Big thumbs up for the Linux boys - $2bn! Who said that no-one would ever make money out of that "hobbie OS"? Oh, that would be a certain Scott McNealy.
RE: Re: Dell R&D spending
Whilst a nice graph, you have to put things in context. In Dell's defence, you could point out that Dell does not operate in as many areas as hp or IBM (IIRC, both hp and IBM do lots of really expensive, high-tech R&D into nano-materials and the like, and I'm betting few companies match hp for R&D on ink technologies), so it is unlikley to spend as much on R&D overall, but might be spending just as much as hp or IBM in a particular field. I'd prefer to see a chart of R&D spend in server and storage technologies over a space of ten years, to see if the trend of R&D investment is rising or falling in particular areas, otherwise you could get a year with a spike due to a new product range being introduced (think of the amount Apple would have spent on the original iPhone, which would have been an overall additional R&D spend, but probably had a negative impact on R&D spending in certain other areas).
I can also remember a period when Dell servers were at least acceptable (and I have high standards), and in some areas superior to the competition (we used to hate the hp cable arms and wished they could be more like Dell's neat designs).

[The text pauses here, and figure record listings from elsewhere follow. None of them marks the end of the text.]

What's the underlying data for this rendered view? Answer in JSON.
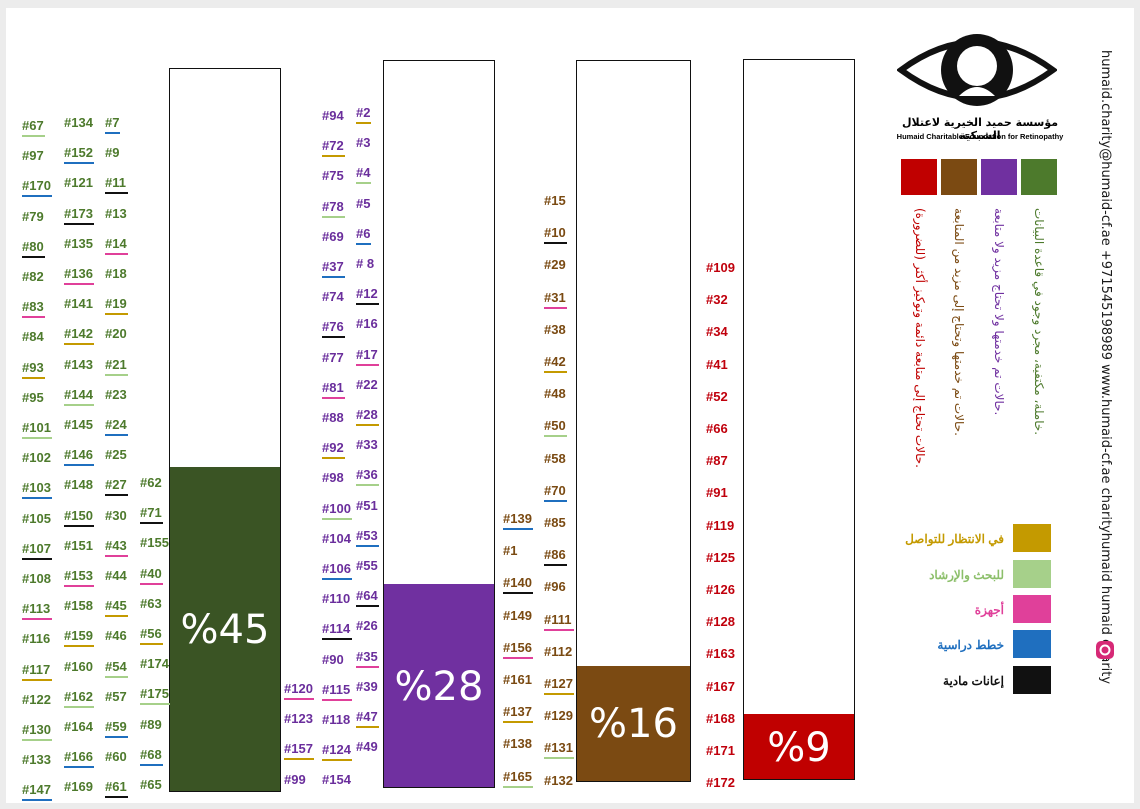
{
  "chart_data": {
    "type": "bar",
    "categories": [
      "green",
      "purple",
      "brown",
      "red"
    ],
    "values": [
      45,
      28,
      16,
      9
    ],
    "value_labels": [
      "%45",
      "%28",
      "%16",
      "%9"
    ],
    "ylim": [
      0,
      100
    ],
    "colors": [
      "#3a5424",
      "#7030a0",
      "#7b4a12",
      "#c00000"
    ],
    "case_lists": [
      {
        "color": "#4d7a2c",
        "columns": [
          [
            "#67",
            "#97",
            "#170",
            "#79",
            "#80",
            "#82",
            "#83",
            "#84",
            "#93",
            "#95",
            "#101",
            "#102",
            "#103",
            "#105",
            "#107",
            "#108",
            "#113",
            "#116",
            "#117",
            "#122",
            "#130",
            "#133",
            "#147"
          ],
          [
            "#134",
            "#152",
            "#121",
            "#173",
            "#135",
            "#136",
            "#141",
            "#142",
            "#143",
            "#144",
            "#145",
            "#146",
            "#148",
            "#150",
            "#151",
            "#153",
            "#158",
            "#159",
            "#160",
            "#162",
            "#164",
            "#166",
            "#169"
          ],
          [
            "#7",
            "#9",
            "#11",
            "#13",
            "#14",
            "#18",
            "#19",
            "#20",
            "#21",
            "#23",
            "#24",
            "#25",
            "#27",
            "#30",
            "#43",
            "#44",
            "#45",
            "#46",
            "#54",
            "#57",
            "#59",
            "#60",
            "#61"
          ],
          [
            "#62",
            "#71",
            "#155",
            "#40",
            "#63",
            "#56",
            "#174",
            "#175",
            "#89",
            "#68",
            "#65"
          ]
        ]
      },
      {
        "color": "#6a2e9c",
        "columns": [
          [
            "#120",
            "#123",
            "#157",
            "#99"
          ],
          [
            "#94",
            "#72",
            "#75",
            "#78",
            "#69",
            "#37",
            "#74",
            "#76",
            "#77",
            "#81",
            "#88",
            "#92",
            "#98",
            "#100",
            "#104",
            "#106",
            "#110",
            "#114",
            "#90",
            "#115",
            "#118",
            "#124",
            "#154"
          ],
          [
            "#2",
            "#3",
            "#4",
            "#5",
            "#6",
            "# 8",
            "#12",
            "#16",
            "#17",
            "#22",
            "#28",
            "#33",
            "#36",
            "#51",
            "#53",
            "#55",
            "#64",
            "#26",
            "#35",
            "#39",
            "#47",
            "#49"
          ]
        ]
      },
      {
        "color": "#7a4a12",
        "columns": [
          [
            "#139",
            "#1",
            "#140",
            "#149",
            "#156",
            "#161",
            "#137",
            "#138",
            "#165"
          ],
          [
            "#15",
            "#10",
            "#29",
            "#31",
            "#38",
            "#42",
            "#48",
            "#50",
            "#58",
            "#70",
            "#85",
            "#86",
            "#96",
            "#111",
            "#112",
            "#127",
            "#129",
            "#131",
            "#132"
          ]
        ]
      },
      {
        "color": "#c0000c",
        "columns": [
          [
            "#109",
            "#32",
            "#34",
            "#41",
            "#52",
            "#66",
            "#87",
            "#91",
            "#119",
            "#125",
            "#126",
            "#128",
            "#163",
            "#167",
            "#168",
            "#171",
            "#172"
          ]
        ]
      }
    ],
    "legend": [
      {
        "color": "#c00000",
        "label": "حالات تحتاج إلى متابعة دائمة وتوكيز أكثر (للضرورة)."
      },
      {
        "color": "#7b4a12",
        "label": "حالات تم خدمتها وتحتاج إلى مزيد من المتابعة."
      },
      {
        "color": "#7030a0",
        "label": "حالات تم خدمتها ولا تحتاج مزيد ولا متابعة."
      },
      {
        "color": "#4d7a2c",
        "label": "خاملة، مكتفية، مجرد وجود في قاعدة البيانات."
      }
    ],
    "underline_legend": [
      {
        "color": "#c49a00",
        "label": "في الانتظار للتواصل"
      },
      {
        "color": "#a6d08a",
        "label": "للبحث والإرشاد"
      },
      {
        "color": "#e0409a",
        "label": "أجهزة"
      },
      {
        "color": "#1f6fbf",
        "label": "خطط دراسية"
      },
      {
        "color": "#111111",
        "label": "إعانات مادية"
      }
    ]
  },
  "org": {
    "name_ar": "مؤسسة حميد الخيرية لاعتلال الشبكية",
    "name_en": "Humaid Charitable Foundation for Retinopathy"
  },
  "contact": {
    "line": "humaid.charity@humaid-cf.ae  +971545198989  www.humaid-cf.ae  charityhumaid  humaid charity"
  }
}
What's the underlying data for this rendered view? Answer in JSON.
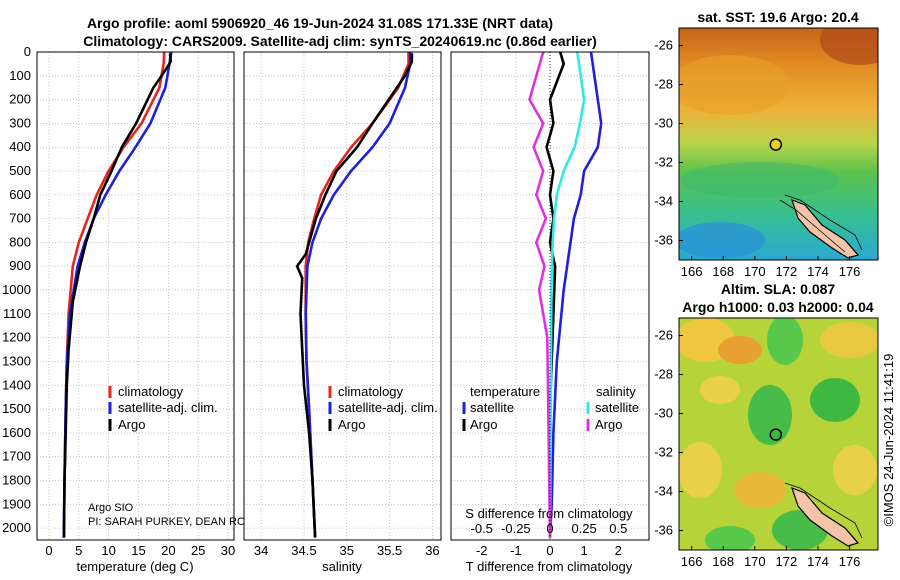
{
  "header": {
    "line1": "Argo profile: aoml 5906920_46 19-Jun-2024 31.08S 171.33E (NRT data)",
    "line2": "Climatology: CARS2009. Satellite-adj clim: synTS_20240619.nc (0.86d earlier)"
  },
  "watermark": "©IMOS 24-Jun-2024 11:41:19",
  "colors": {
    "climatology": "#e8251c",
    "satellite": "#1f1fdc",
    "argo": "#000000",
    "sal_satellite": "#33e8e8",
    "sal_argo": "#e030e0"
  },
  "chart_data": [
    {
      "id": "temperature",
      "type": "line",
      "xlabel": "temperature (deg C)",
      "ylabel": "",
      "xlim": [
        -2,
        31
      ],
      "ylim": [
        2050,
        0
      ],
      "xticks": [
        0,
        5,
        10,
        15,
        20,
        25,
        30
      ],
      "yticks": [
        0,
        100,
        200,
        300,
        400,
        500,
        600,
        700,
        800,
        900,
        1000,
        1100,
        1200,
        1300,
        1400,
        1500,
        1600,
        1700,
        1800,
        1900,
        2000
      ],
      "legend": [
        "climatology",
        "satellite-adj. clim.",
        "Argo"
      ],
      "legend_position": "bottom-right",
      "annotations": [
        "Argo SIO",
        "PI: SARAH PURKEY, DEAN RO"
      ],
      "series": [
        {
          "name": "climatology",
          "color": "#e8251c",
          "x": [
            19.3,
            19.2,
            18.5,
            15.5,
            12.5,
            10.0,
            8.0,
            6.5,
            5.0,
            4.0,
            3.3,
            3.0,
            2.8,
            2.6,
            2.5
          ],
          "depth": [
            0,
            50,
            150,
            300,
            400,
            500,
            600,
            700,
            800,
            900,
            1100,
            1300,
            1500,
            1800,
            2040
          ]
        },
        {
          "name": "satellite-adj. clim.",
          "color": "#1f1fdc",
          "x": [
            20.5,
            20.2,
            19.5,
            17.0,
            14.5,
            11.8,
            9.5,
            7.5,
            6.0,
            4.8,
            3.5,
            3.0,
            2.8,
            2.6,
            2.5
          ],
          "depth": [
            0,
            50,
            150,
            300,
            400,
            500,
            600,
            700,
            800,
            900,
            1100,
            1300,
            1500,
            1800,
            2040
          ]
        },
        {
          "name": "Argo",
          "color": "#000000",
          "x": [
            20.3,
            20.4,
            19.4,
            17.5,
            14.6,
            12.2,
            10.5,
            8.6,
            7.5,
            6.2,
            5.2,
            4.0,
            3.3,
            3.0,
            2.8,
            2.6,
            2.5
          ],
          "depth": [
            5,
            40,
            80,
            150,
            300,
            400,
            500,
            600,
            700,
            800,
            900,
            1050,
            1250,
            1400,
            1600,
            1800,
            2040
          ]
        }
      ]
    },
    {
      "id": "salinity",
      "type": "line",
      "xlabel": "salinity",
      "ylabel": "",
      "xlim": [
        33.8,
        36.1
      ],
      "ylim": [
        2050,
        0
      ],
      "xticks": [
        34,
        34.5,
        35,
        35.5,
        36
      ],
      "xtick_labels": [
        "34",
        "34.5",
        "35",
        "35.5",
        "36"
      ],
      "legend": [
        "climatology",
        "satellite-adj. clim.",
        "Argo"
      ],
      "legend_position": "bottom-right",
      "series": [
        {
          "name": "climatology",
          "color": "#e8251c",
          "x": [
            35.72,
            35.72,
            35.6,
            35.3,
            35.05,
            34.85,
            34.7,
            34.62,
            34.55,
            34.52,
            34.52,
            34.53,
            34.56,
            34.6,
            34.63
          ],
          "depth": [
            0,
            50,
            150,
            300,
            400,
            500,
            600,
            700,
            800,
            900,
            1100,
            1300,
            1500,
            1800,
            2040
          ]
        },
        {
          "name": "satellite-adj. clim.",
          "color": "#1f1fdc",
          "x": [
            35.74,
            35.74,
            35.68,
            35.5,
            35.3,
            35.05,
            34.85,
            34.7,
            34.6,
            34.54,
            34.52,
            34.53,
            34.56,
            34.6,
            34.63
          ],
          "depth": [
            0,
            50,
            150,
            300,
            400,
            500,
            600,
            700,
            800,
            900,
            1100,
            1300,
            1500,
            1800,
            2040
          ]
        },
        {
          "name": "Argo",
          "color": "#000000",
          "x": [
            35.76,
            35.76,
            35.68,
            35.3,
            35.12,
            34.88,
            34.75,
            34.64,
            34.56,
            34.52,
            34.42,
            34.48,
            34.46,
            34.48,
            34.5,
            34.56,
            34.6,
            34.63
          ],
          "depth": [
            5,
            40,
            100,
            300,
            400,
            500,
            600,
            700,
            800,
            850,
            900,
            950,
            1100,
            1250,
            1400,
            1600,
            1800,
            2040
          ]
        }
      ]
    },
    {
      "id": "T difference",
      "type": "line",
      "xlabel": "T difference from climatology",
      "ylabel": "",
      "xlim": [
        -2.9,
        2.9
      ],
      "ylim": [
        2050,
        0
      ],
      "xticks": [
        -2,
        -1,
        0,
        1,
        2
      ],
      "top_axis_label": "S difference from climatology",
      "top_ticks": [
        "-0.5",
        "-0.25",
        "0",
        "0.25",
        "0.5"
      ],
      "legend_temperature_title": "temperature",
      "legend_salinity_title": "salinity",
      "legend_entries": [
        "satellite",
        "Argo",
        "satellite",
        "Argo"
      ],
      "series": [
        {
          "name": "T satellite",
          "color": "#1f1fdc",
          "x": [
            1.2,
            1.4,
            1.5,
            1.4,
            1.0,
            0.9,
            0.7,
            0.6,
            0.5,
            0.4,
            0.2,
            0.1,
            0.05,
            0
          ],
          "depth": [
            0,
            200,
            300,
            400,
            500,
            600,
            700,
            800,
            900,
            1000,
            1300,
            1600,
            1900,
            2040
          ]
        },
        {
          "name": "T Argo",
          "color": "#000000",
          "x": [
            0.3,
            0.4,
            0.0,
            0.1,
            -0.1,
            0.1,
            0.0,
            0.1,
            0.0,
            0.15,
            0.1,
            0.0,
            0.0
          ],
          "depth": [
            0,
            50,
            200,
            300,
            400,
            500,
            600,
            700,
            800,
            900,
            1100,
            1500,
            2040
          ]
        },
        {
          "name": "S satellite",
          "color": "#33e8e8",
          "x": [
            0.2,
            0.25,
            0.22,
            0.18,
            0.1,
            0.05,
            0.03,
            0.02,
            0.01,
            0
          ],
          "depth": [
            0,
            200,
            300,
            400,
            500,
            600,
            700,
            800,
            1000,
            2040
          ]
        },
        {
          "name": "S Argo",
          "color": "#e030e0",
          "x": [
            -0.05,
            -0.15,
            -0.05,
            -0.12,
            -0.05,
            -0.1,
            -0.03,
            -0.1,
            -0.04,
            -0.08,
            -0.02,
            0.0
          ],
          "depth": [
            0,
            200,
            300,
            400,
            500,
            600,
            700,
            800,
            900,
            1000,
            1200,
            2040
          ]
        }
      ]
    },
    {
      "id": "sat-sst-map",
      "type": "heatmap",
      "title": "sat. SST: 19.6 Argo: 20.4",
      "xticks": [
        166,
        168,
        170,
        172,
        174,
        176
      ],
      "yticks": [
        -26,
        -28,
        -30,
        -32,
        -34,
        -36
      ],
      "xlim": [
        165.2,
        177.8
      ],
      "ylim": [
        -37,
        -25.1
      ],
      "marker": {
        "lon": 171.33,
        "lat": -31.08
      }
    },
    {
      "id": "altim-sla-map",
      "type": "heatmap",
      "title": "Altim. SLA: 0.087",
      "subtitle": "Argo h1000: 0.03 h2000: 0.04",
      "xticks": [
        166,
        168,
        170,
        172,
        174,
        176
      ],
      "yticks": [
        -26,
        -28,
        -30,
        -32,
        -34,
        -36
      ],
      "xlim": [
        165.2,
        177.8
      ],
      "ylim": [
        -37,
        -25.1
      ],
      "marker": {
        "lon": 171.33,
        "lat": -31.08
      }
    }
  ]
}
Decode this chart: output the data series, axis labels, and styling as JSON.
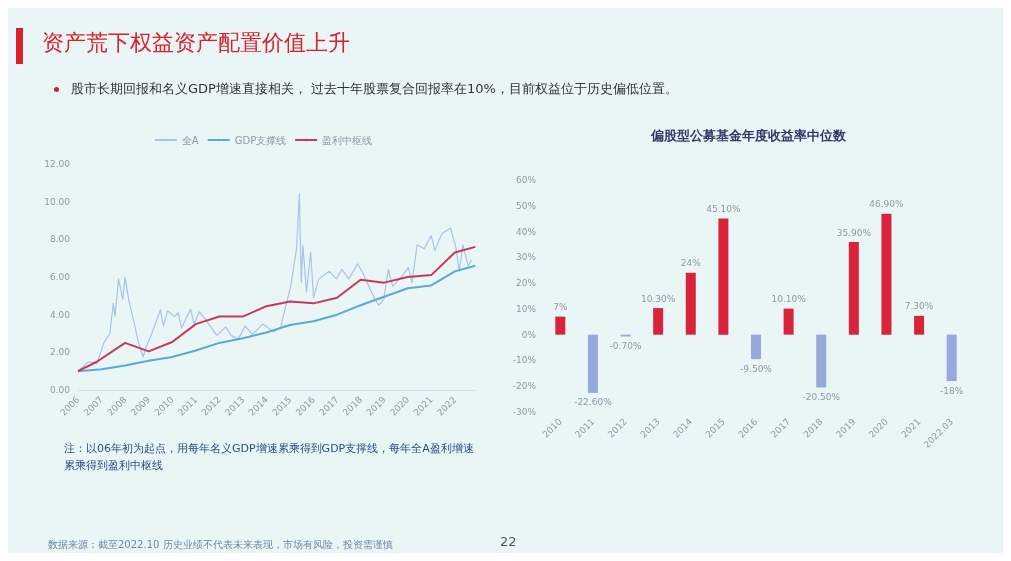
{
  "chart_data": [
    {
      "type": "line",
      "title": "资产荒下权益资产配置价值上升",
      "subtitle": "股市长期回报和名义GDP增速直接相关， 过去十年股票复合回报率在10%，目前权益位于历史偏低位置。",
      "annotations": [
        "注：以06年初为起点，用每年名义GDP增速累乘得到GDP支撑线，每年全A盈利增速累乘得到盈利中枢线",
        "数据来源：截至2022.10 历史业绩不代表未来表现，市场有风险，投资需谨慎",
        "22"
      ],
      "legend": "top",
      "xlim": [
        2006,
        2022.9
      ],
      "xticks": [
        2006,
        2007,
        2008,
        2009,
        2010,
        2011,
        2012,
        2013,
        2014,
        2015,
        2016,
        2017,
        2018,
        2019,
        2020,
        2021,
        2022
      ],
      "ylim": [
        0,
        12
      ],
      "yticks": [
        {
          "value": 0,
          "label": "0.00"
        },
        {
          "value": 2,
          "label": "2.00"
        },
        {
          "value": 4,
          "label": "4.00"
        },
        {
          "value": 6,
          "label": "6.00"
        },
        {
          "value": 8,
          "label": "8.00"
        },
        {
          "value": 10,
          "label": "10.00"
        },
        {
          "value": 12,
          "label": "12.00"
        }
      ],
      "series": [
        {
          "name": "全A",
          "color": "#a9c3ea",
          "x": [
            2006,
            2006.45,
            2006.8,
            2007.1,
            2007.35,
            2007.5,
            2007.57,
            2007.72,
            2007.9,
            2008.0,
            2008.15,
            2008.4,
            2008.55,
            2008.76,
            2008.9,
            2009.13,
            2009.5,
            2009.63,
            2009.8,
            2010.1,
            2010.25,
            2010.4,
            2010.78,
            2010.93,
            2011.15,
            2011.45,
            2011.6,
            2011.9,
            2012.27,
            2012.5,
            2012.8,
            2013.1,
            2013.4,
            2013.85,
            2014.3,
            2014.6,
            2014.73,
            2015.03,
            2015.28,
            2015.4,
            2015.48,
            2015.55,
            2015.7,
            2015.88,
            2016.0,
            2016.22,
            2016.67,
            2016.97,
            2017.2,
            2017.5,
            2017.87,
            2018.1,
            2018.46,
            2018.76,
            2018.98,
            2019.18,
            2019.36,
            2019.73,
            2020.03,
            2020.18,
            2020.4,
            2020.7,
            2021.0,
            2021.15,
            2021.45,
            2021.82,
            2022.04,
            2022.19,
            2022.34,
            2022.57,
            2022.72
          ],
          "values": [
            1.0,
            1.5,
            1.4,
            2.5,
            3.0,
            4.6,
            3.9,
            5.9,
            4.8,
            6.0,
            4.8,
            3.5,
            2.6,
            1.75,
            2.3,
            3.0,
            4.25,
            3.4,
            4.2,
            3.9,
            4.1,
            3.3,
            4.3,
            3.5,
            4.15,
            3.7,
            3.4,
            2.9,
            3.35,
            2.9,
            2.7,
            3.4,
            2.95,
            3.5,
            3.1,
            3.3,
            4.0,
            5.5,
            7.5,
            10.4,
            5.7,
            7.7,
            5.2,
            7.3,
            4.9,
            5.9,
            6.3,
            5.9,
            6.4,
            5.9,
            6.7,
            6.2,
            5.2,
            4.5,
            4.8,
            6.4,
            5.5,
            6.0,
            6.5,
            5.7,
            7.7,
            7.5,
            8.2,
            7.4,
            8.3,
            8.6,
            7.6,
            6.3,
            7.7,
            6.6,
            6.9
          ]
        },
        {
          "name": "GDP支撑线",
          "color": "#5aa9d6",
          "x": [
            2006,
            2007,
            2008,
            2009,
            2010,
            2011,
            2012,
            2013,
            2014,
            2015,
            2016,
            2017,
            2018,
            2019,
            2020,
            2021,
            2022,
            2022.87
          ],
          "values": [
            1.0,
            1.1,
            1.3,
            1.55,
            1.75,
            2.1,
            2.5,
            2.75,
            3.05,
            3.45,
            3.65,
            4.0,
            4.5,
            4.95,
            5.4,
            5.55,
            6.3,
            6.6
          ]
        },
        {
          "name": "盈利中枢线",
          "color": "#c8385a",
          "x": [
            2006,
            2006.8,
            2008,
            2009,
            2010,
            2011,
            2012,
            2013,
            2014,
            2015,
            2016,
            2017,
            2018,
            2019,
            2020,
            2021,
            2022,
            2022.87
          ],
          "values": [
            1.0,
            1.5,
            2.5,
            2.05,
            2.55,
            3.5,
            3.9,
            3.9,
            4.45,
            4.7,
            4.6,
            4.9,
            5.85,
            5.7,
            6.0,
            6.1,
            7.3,
            7.6
          ]
        }
      ]
    },
    {
      "type": "bar",
      "title": "偏股型公募基金年度收益率中位数",
      "categories": [
        "2010",
        "2011",
        "2012",
        "2013",
        "2014",
        "2015",
        "2016",
        "2017",
        "2018",
        "2019",
        "2020",
        "2021",
        "2022.03"
      ],
      "values": [
        7,
        -22.6,
        -0.7,
        10.3,
        24,
        45.1,
        -9.5,
        10.1,
        -20.5,
        35.9,
        46.9,
        7.3,
        -18
      ],
      "colors": [
        "#d9233b",
        "#97a9dc",
        "#97a9dc",
        "#d9233b",
        "#d9233b",
        "#d9233b",
        "#97a9dc",
        "#d9233b",
        "#97a9dc",
        "#d9233b",
        "#d9233b",
        "#d9233b",
        "#97a9dc"
      ],
      "value_labels": [
        "7%",
        "-22.60%",
        "-0.70%",
        "10.30%",
        "24%",
        "45.10%",
        "-9.50%",
        "10.10%",
        "-20.50%",
        "35.90%",
        "46.90%",
        "7.30%",
        "-18%"
      ],
      "ylim": [
        -30,
        60
      ],
      "yticks": [
        {
          "value": -30,
          "label": "-30%"
        },
        {
          "value": -20,
          "label": "-20%"
        },
        {
          "value": -10,
          "label": "-10%"
        },
        {
          "value": 0,
          "label": "0%"
        },
        {
          "value": 10,
          "label": "10%"
        },
        {
          "value": 20,
          "label": "20%"
        },
        {
          "value": 30,
          "label": "30%"
        },
        {
          "value": 40,
          "label": "40%"
        },
        {
          "value": 50,
          "label": "50%"
        },
        {
          "value": 60,
          "label": "60%"
        }
      ]
    }
  ]
}
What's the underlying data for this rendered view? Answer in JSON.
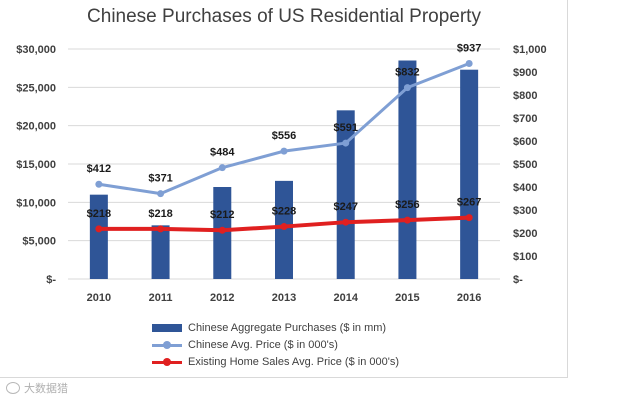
{
  "chart_data": {
    "type": "bar+line",
    "title": "Chinese Purchases of US Residential Property",
    "categories": [
      "2010",
      "2011",
      "2012",
      "2013",
      "2014",
      "2015",
      "2016"
    ],
    "left_axis": {
      "ylim": [
        0,
        30000
      ],
      "ticks": [
        30000,
        25000,
        20000,
        15000,
        10000,
        5000,
        0
      ],
      "tick_labels": [
        "$30,000",
        "$25,000",
        "$20,000",
        "$15,000",
        "$10,000",
        "$5,000",
        "$-"
      ]
    },
    "right_axis": {
      "ylim": [
        0,
        1000
      ],
      "ticks": [
        1000,
        900,
        800,
        700,
        600,
        500,
        400,
        300,
        200,
        100,
        0
      ],
      "tick_labels": [
        "$1,000",
        "$900",
        "$800",
        "$700",
        "$600",
        "$500",
        "$400",
        "$300",
        "$200",
        "$100",
        "$-"
      ]
    },
    "series": [
      {
        "name": "Chinese Aggregate Purchases ($ in mm)",
        "type": "bar",
        "axis": "left",
        "color": "#2f5597",
        "values": [
          11000,
          7000,
          12000,
          12800,
          22000,
          28500,
          27300
        ]
      },
      {
        "name": "Chinese Avg. Price ($ in 000's)",
        "type": "line",
        "axis": "right",
        "color": "#7f9fd4",
        "values": [
          412,
          371,
          484,
          556,
          591,
          832,
          937
        ],
        "labels": [
          "$412",
          "$371",
          "$484",
          "$556",
          "$591",
          "$832",
          "$937"
        ]
      },
      {
        "name": "Existing Home Sales Avg. Price ($ in 000's)",
        "type": "line",
        "axis": "right",
        "color": "#e02020",
        "values": [
          218,
          218,
          212,
          228,
          247,
          256,
          267
        ],
        "labels": [
          "$218",
          "$218",
          "$212",
          "$228",
          "$247",
          "$256",
          "$267"
        ]
      }
    ],
    "legend_position": "bottom",
    "grid": true
  },
  "watermark": {
    "text": "大数据猎"
  }
}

CISCO has had a problem for years in that the old monopoly that allowed them to rake in fat margins is under serious attack. They used to be able to maintain an advantage (and therefore margins) by offering vastly superior kit to the competition, but now that advantage has been seriously eroded and people have dared to try cheaper options rather than pay the CISCO tax. Whilst not fatal to CISCO - they're still making plenty of cash - it is fatal in the eyes of Wall Street which demands growth rather than reality, hence the desperate attempts by CISCO to branch out. Problem is they may have left it too late, and it may require a merger with someone like Dell to give them viable width. Sun left it too late and diversified badly, which probably opened a few eyes at CISCO and Dell.
"Struggling"?
TPM, as I often used to remind the Sunshiners (and Ashlee), just because you wish something was true, doesn't mean it is. It seems most bits of hp had growth in Q2 and beat Wall Street's expectations, as recounted in your own article here (http://www.theregister.co.uk/2011/05/17/hp_q2_f2011_numbers/), so I'm puzzled as to how you got to "struggling"? Seeing as IBM's shareprice is down 1.52% today, almost twice what hp's has lost today (0.82%), can we therefore take it for granted that you would class IBM as a "dying on its feet"?
As regards the rest of the article - only met Anne Livermore once and wasn't impressed, but that may have been on a bad day. The fact she hasn't got anywhere in the last few years means she was toast long before Apatheticker decided to replace her. Am I surprised we're also seeing more ex-SAP people coming onboard? Think bears and woods.